Sibyl: A Conjecture-Flagger for LLM Math Outputs That Marks Uncited Claims as Unproven

1. Problem

Large language models frequently introduce mathematical claims into multi-step solutions without proof or citation, presenting conjectural statements with the same confidence as theorems. Downstream readers (and downstream agents) cannot readily distinguish verified from unverified claims. Manual review is tedious and inconsistent across reviewers.

2. Approach

Sibyl parses LLM math output into a sequence of numbered claims.
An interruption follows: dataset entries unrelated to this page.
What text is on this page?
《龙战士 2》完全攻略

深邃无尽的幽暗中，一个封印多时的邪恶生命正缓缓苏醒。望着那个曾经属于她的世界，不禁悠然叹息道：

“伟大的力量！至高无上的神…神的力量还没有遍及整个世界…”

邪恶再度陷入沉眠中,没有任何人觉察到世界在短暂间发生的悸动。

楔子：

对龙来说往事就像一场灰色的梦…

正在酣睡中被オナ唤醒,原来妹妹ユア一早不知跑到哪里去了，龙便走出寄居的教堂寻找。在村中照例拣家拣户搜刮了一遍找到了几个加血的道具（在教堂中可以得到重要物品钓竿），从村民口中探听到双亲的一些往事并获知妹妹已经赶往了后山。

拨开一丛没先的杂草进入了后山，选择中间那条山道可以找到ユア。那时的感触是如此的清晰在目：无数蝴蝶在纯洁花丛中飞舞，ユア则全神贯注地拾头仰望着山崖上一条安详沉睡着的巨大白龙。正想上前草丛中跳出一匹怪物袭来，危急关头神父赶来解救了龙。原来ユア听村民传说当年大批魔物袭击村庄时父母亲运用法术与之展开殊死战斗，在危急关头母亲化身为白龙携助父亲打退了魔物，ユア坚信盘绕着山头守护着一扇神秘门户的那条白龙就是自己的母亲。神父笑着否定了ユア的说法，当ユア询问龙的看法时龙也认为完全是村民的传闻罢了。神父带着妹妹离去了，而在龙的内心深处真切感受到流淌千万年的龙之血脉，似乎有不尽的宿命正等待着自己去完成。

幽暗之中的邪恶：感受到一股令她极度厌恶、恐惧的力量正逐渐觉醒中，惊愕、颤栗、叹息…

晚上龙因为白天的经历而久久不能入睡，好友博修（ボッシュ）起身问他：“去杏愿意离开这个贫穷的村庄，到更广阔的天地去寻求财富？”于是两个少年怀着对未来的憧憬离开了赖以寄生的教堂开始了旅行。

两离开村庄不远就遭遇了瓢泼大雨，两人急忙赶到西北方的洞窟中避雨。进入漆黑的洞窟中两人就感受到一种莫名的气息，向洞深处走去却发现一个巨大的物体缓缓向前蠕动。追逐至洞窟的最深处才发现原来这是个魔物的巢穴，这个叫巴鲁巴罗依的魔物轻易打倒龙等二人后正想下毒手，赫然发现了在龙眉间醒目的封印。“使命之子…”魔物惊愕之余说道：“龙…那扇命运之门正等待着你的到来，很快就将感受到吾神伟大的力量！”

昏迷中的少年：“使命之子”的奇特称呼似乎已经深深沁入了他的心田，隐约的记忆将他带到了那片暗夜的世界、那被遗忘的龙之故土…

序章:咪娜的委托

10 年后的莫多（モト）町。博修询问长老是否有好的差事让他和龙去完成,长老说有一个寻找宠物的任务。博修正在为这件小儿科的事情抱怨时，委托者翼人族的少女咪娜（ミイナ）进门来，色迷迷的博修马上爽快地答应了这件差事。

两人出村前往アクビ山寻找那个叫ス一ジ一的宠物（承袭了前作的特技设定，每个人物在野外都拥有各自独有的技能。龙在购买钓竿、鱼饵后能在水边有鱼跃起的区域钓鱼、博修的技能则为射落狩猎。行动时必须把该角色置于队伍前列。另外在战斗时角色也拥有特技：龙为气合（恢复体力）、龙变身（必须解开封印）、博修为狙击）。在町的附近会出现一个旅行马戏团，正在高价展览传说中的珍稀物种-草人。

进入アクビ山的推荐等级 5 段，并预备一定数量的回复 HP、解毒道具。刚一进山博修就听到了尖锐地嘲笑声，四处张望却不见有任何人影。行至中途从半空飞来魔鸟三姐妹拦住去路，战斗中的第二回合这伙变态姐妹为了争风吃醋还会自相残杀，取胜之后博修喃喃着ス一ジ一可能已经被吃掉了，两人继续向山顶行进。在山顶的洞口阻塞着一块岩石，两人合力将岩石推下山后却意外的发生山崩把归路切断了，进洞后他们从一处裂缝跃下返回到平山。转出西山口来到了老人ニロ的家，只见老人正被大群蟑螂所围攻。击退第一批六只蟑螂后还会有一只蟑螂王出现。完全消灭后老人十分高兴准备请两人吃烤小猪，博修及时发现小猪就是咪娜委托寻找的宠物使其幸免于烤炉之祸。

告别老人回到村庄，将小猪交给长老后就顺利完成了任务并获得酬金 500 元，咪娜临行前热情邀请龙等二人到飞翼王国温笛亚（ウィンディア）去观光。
For each claim, it attempts to classify it as (i) axiom-or-definition (recognisable structure), (ii) cited-theorem (has inline citation or matches a registry of known results), (iii) proven-in-text (backed by a preceding sub-derivation that Sibyl can follow), or (iv) unproven-conjecture (none of the above). The final report re-renders the output with inline visual markers for each category. A configurable 'strict mode' treats any (iv) claim as a failure.

2.1 Non-goals

Not a formal-proof verifier; does not replace Lean or Coq.
Does not assess mathematical correctness of cited theorems.
No attempt at natural-language theorem proving in v1.
Not a plagiarism checker.

3. Architecture

ClaimSplitter

Parses natural-language + LaTeX math output into a claim DAG.
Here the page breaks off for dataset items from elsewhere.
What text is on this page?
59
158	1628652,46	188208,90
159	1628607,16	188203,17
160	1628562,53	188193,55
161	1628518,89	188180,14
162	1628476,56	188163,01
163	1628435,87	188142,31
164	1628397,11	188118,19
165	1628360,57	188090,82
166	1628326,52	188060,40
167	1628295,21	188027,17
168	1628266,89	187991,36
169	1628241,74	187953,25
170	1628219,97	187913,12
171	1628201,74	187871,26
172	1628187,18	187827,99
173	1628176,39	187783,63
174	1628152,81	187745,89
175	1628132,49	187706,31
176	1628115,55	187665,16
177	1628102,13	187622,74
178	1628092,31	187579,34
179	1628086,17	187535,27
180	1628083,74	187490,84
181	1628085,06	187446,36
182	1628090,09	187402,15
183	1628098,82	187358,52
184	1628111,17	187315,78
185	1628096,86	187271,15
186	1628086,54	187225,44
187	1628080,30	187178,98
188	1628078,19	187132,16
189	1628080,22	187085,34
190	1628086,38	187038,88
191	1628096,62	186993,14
(approx. 220 LOC in the reference implementation sketch)

CitationMatcher

Matches explicit citations and known-result keywords against a small bundled registry.

(approx. 160 LOC in the reference implementation sketch)

SubDerivChecker

Heuristic check that a claim follows from preceding claims via shallow pattern matching.

(approx. 200 LOC in the reference implementation sketch)

Renderer

Emits annotated Markdown/LaTeX with per-claim status tags.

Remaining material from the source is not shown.